Anne Gentle

Anne Gentle

Cisco

Inclusive, Accessible Tech: Bias-Free Language in Code and Configurations

About the talk: 

It's time to take the bias out of code, UI, docs, configurations, or our everyday language by ensuring we choose our words carefully to avoid harmful subtext or exclusion. We can do our part and take steps by examining assets from code to config files to API specifications to standards.

Heard of suss? You can suss out more information or you can find someone's information to be suss. "Suss" shows the flexibility of language. It’s an ongoing process to change how we use certain words. It's important to choose words carefully to convey the correct meaning and avoid harmful subtext or exclusion. Let's explore some of the tools and triage methods that it takes from an engineering viewpoint to make bias-free choices. How can you ensure that biased words do not sneak into code, UI, docs, configurations, or our everyday language?

First, let's walk through how to take an inventory of assets from code to config files to API specifications to standards. Next, by placing those findings into categories, prioritize the work to substitute with inclusive alternatives. Let's examine some examples using both API and code assets. Next is a demonstration of how to automate analyzing your source code or documentation with a linter, looking for patterns based on rules that are fed into the tool.

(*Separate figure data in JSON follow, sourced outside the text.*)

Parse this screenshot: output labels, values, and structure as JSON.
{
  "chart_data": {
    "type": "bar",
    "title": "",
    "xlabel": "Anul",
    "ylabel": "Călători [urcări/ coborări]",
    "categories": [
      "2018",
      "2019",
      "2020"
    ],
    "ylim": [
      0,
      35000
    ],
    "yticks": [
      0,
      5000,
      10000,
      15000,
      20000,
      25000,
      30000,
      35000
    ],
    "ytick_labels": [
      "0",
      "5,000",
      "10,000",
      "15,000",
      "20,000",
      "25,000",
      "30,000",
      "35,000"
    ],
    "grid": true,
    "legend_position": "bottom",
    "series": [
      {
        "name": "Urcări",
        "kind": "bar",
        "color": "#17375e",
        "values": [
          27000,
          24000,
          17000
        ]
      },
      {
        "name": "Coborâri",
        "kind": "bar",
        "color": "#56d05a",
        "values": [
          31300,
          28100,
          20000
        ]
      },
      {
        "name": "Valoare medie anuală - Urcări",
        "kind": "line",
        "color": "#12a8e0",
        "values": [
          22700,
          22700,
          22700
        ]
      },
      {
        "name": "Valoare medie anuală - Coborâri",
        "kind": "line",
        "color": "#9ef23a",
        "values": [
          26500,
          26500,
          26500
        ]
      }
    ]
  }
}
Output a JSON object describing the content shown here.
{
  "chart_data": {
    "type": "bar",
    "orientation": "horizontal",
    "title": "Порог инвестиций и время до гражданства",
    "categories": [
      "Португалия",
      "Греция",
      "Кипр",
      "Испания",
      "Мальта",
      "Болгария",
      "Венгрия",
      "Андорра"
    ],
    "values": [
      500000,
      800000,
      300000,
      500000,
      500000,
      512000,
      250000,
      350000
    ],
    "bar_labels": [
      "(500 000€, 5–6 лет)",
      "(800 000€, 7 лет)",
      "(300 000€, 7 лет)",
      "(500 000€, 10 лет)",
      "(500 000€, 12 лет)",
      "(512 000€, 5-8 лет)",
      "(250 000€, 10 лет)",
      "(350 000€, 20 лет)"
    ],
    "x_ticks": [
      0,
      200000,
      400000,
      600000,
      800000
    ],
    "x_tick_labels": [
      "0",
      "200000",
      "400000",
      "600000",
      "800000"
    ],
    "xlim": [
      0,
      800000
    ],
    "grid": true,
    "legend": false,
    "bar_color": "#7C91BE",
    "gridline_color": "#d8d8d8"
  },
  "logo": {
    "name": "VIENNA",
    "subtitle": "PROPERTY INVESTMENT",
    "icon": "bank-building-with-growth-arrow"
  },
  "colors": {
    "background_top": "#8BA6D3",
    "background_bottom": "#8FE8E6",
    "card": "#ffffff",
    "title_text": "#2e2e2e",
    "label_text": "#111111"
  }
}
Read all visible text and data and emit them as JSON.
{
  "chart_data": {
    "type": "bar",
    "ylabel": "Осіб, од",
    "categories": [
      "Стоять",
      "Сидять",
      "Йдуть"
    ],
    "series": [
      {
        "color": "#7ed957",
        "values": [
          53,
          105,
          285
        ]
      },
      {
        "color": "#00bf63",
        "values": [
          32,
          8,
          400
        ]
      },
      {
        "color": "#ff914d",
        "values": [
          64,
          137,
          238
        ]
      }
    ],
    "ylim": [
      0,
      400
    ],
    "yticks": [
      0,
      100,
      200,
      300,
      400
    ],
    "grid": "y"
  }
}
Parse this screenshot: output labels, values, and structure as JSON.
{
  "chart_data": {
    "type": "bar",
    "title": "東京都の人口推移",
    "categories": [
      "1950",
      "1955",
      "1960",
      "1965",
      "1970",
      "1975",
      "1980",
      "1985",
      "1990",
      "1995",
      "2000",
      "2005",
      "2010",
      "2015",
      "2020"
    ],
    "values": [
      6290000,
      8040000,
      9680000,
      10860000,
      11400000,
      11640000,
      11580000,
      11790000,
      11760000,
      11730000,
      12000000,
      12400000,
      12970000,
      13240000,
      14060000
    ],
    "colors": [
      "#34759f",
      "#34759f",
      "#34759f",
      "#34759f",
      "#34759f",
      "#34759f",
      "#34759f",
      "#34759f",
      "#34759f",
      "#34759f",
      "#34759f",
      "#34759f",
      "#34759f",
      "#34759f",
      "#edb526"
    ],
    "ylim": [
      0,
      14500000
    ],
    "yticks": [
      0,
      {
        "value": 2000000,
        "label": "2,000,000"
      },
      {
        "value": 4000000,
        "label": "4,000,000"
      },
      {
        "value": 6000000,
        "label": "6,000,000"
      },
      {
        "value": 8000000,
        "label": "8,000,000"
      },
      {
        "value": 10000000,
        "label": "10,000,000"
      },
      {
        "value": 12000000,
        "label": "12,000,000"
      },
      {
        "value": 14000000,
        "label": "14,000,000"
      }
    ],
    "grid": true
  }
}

What's in the future for these efforts? Inclusive language should expand beyond English and North America efforts. To do so, let's organize the work with automation tooling, as engineers do.

About the author:

Anne Gentle is an industry-recognized author whose books promote collaboration among developers and writers. She works as a developer experience manager at Cisco DevNet, the developer program for Cisco platforms to connect, secure, and automate. With her team of experts, she supports developer tools for API design, developer documentation, and developer education including infrastructure integration. She wrote a book called Docs Like Code to demonstrate developer tools and workflows like GitHub and automated publishing and code integration, applied in the technical writing world. She proudly serves on the Workforce Advisory Committee at Austin Community College, pushing the field towards future opportunities in API and developer documentation.